Thursday, September 24, 2015

New column day

Here, expanding on this post about the crucial difference between the types of change on offer from the NDP and the Libs.

While there wasn't room for this point in the column, I'll also note another rather important distinction between the two parties.

In the NDP's case, Prime Minister Tom Mulcair would have to take into account the real and consistent preferences of party members and supporters who have coalesced primarily around shared policy goals. And while the base is likely willing to be patient so long as the result is real progress, one can't imagine Mulcair being able to reverse course and argue against core promises like child care, pharmacare or corporate tax fairness without facing a serious push from within his party to keep his promises.

On the other hand, the Libs' activist base (such as it is) has demonstrated repeatedly that it will go along with whatever the leadership pushes.

On virtually all of the major policy questions discussed at the federal level in the last decade and in this election - ranging from child care to carbon pricing, corporate taxes to deficits - the Libs have embraced ever-changing and contradictory positions without taking a moment for self-reflection (let alone dissent).
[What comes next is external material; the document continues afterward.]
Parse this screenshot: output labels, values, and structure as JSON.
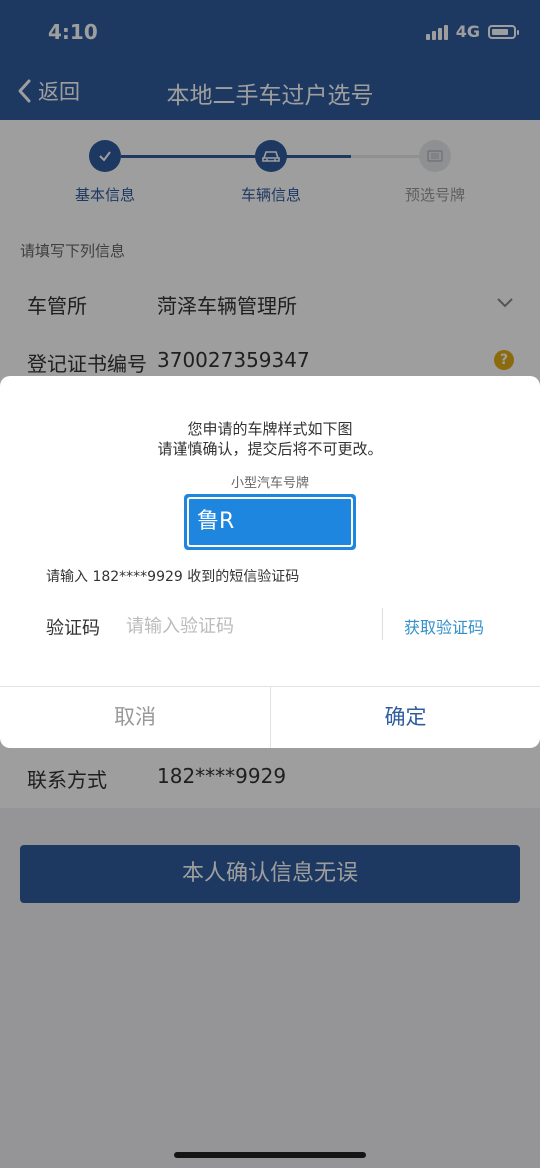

And if his party's response to a drastic change in position is inevitably to rally behind his cult of personality as quickly as possible, that means there's nothing at all grounding Justin Trudeau in the concept of actually following through on his temporarily-convenient positions.

To be clear, this doesn't mean we should brand leaders with the "flip-flop" label based solely on their sometimes answering questions with nuance or varying emphasis. (And both the Libs and the NDP have made too much of that claim at times.) But it does reflect the need for a leader and party to have some meaningful incentive to act progressively even when the campaign is over - which is the case for only one of the major political parties.

On that front, while the NDP may have moved past defining itself as the conscience of Canadian politics to the extent that implies a limited focus that falls short of creating the opportunity to form government, it at least stands out as a party with a conscience of its own. And so in addition to having a better plan for Canada's long-term progressive future, the NDP should also be considered more likely to actually live up to its commitments.